MINIMUM WAGE: Nigerian Labour Congress To Make Known Her Stand Today
The Nigeria Labour Congress (NLC) is not ruling out strike to reopen stalled negotiations on its demand for better wages, NLC president, Ayuba Wabba, told The Guardian in an exclusive interview yesterday.
“If it becomes necessary to declare a strike action over the minimum wage imbroglio, we would do that.
But it will be communicated appropriately to the rank and file after the meeting of the organised labour,” he said.
The declaration came as the labour movement and its civil society allies meet in Lagos today to decide the next line of action on the suspension of negotiations by government.
Wabba accused the Federal Government of employing delay tactics on the implementation of a new minimum wage for the country.

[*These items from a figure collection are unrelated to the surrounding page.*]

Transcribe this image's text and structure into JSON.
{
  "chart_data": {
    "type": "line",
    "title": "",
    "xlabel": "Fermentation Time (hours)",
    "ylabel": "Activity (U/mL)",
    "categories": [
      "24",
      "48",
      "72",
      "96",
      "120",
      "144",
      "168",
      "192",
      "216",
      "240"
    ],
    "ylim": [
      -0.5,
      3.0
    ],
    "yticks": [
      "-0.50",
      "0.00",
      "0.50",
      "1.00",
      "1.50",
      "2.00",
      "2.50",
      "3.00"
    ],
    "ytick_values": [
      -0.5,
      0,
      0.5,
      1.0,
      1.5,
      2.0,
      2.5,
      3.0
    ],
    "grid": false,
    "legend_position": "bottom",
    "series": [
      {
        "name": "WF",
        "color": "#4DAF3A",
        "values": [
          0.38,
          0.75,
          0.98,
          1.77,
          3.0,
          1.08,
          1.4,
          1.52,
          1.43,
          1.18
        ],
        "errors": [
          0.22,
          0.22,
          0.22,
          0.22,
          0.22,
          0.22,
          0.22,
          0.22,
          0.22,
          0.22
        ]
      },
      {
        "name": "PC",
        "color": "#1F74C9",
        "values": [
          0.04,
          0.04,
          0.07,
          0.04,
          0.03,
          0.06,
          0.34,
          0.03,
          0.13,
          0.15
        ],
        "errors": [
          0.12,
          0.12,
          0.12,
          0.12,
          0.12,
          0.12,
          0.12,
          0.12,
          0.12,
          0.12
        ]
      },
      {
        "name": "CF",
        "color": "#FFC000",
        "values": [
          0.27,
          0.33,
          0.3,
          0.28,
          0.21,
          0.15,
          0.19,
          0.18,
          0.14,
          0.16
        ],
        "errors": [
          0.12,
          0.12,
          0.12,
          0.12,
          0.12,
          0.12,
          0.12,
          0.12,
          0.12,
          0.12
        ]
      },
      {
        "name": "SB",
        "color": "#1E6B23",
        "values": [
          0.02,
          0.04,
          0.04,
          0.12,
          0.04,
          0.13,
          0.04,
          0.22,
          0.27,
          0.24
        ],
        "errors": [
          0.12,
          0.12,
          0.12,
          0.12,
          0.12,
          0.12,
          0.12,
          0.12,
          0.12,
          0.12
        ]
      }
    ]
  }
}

According to him, the committees that worked on the figure had reached agreement on average, and main and medium figures for debate, before Minister of Labour and Employment Chris Ngige suddenly adjourned the meeting.
The labour movement and its allies have not received any communication from the government and are yet to see any concrete action taken to reconvene the meeting, he said.
He noted that the three committees: the one working on the proposed law that would replace the 2011 Act, the one working on the main report, and the one working on the figure, have all concluded their reports.
“Both Conventions 98 and 131 that relate directly to the issue of minimum wage have not been violated by labour in the negotiation processes.
The issue of adjourning a meeting sine die on a day that the report of that collective bargaining is supposed to be concluded is indeed a violation of the principle of tripartism.
This is because no one party in the tripartite process can unilaterally impose a decision on the other.
“This negates an agreement that had been reached. The committee had a work plan within which to conclude its assignment on or before August 21, 2018.
We had to shift the date because it fell on a public holiday after the tripartite agreement,” Wabba explained.
He said that the much-touted inability of some states to pay the current N18,000 minimum wage is the result of misplaced priority.
According to him, “In the last three months, revenues have so much increased from around N400 billion to about N1trillion.
Yet, we see some state governments that are still unable to pay salaries. If states like Yobe, Katsina and Jigawa can pay salaries and gratuity, why can’t most states?”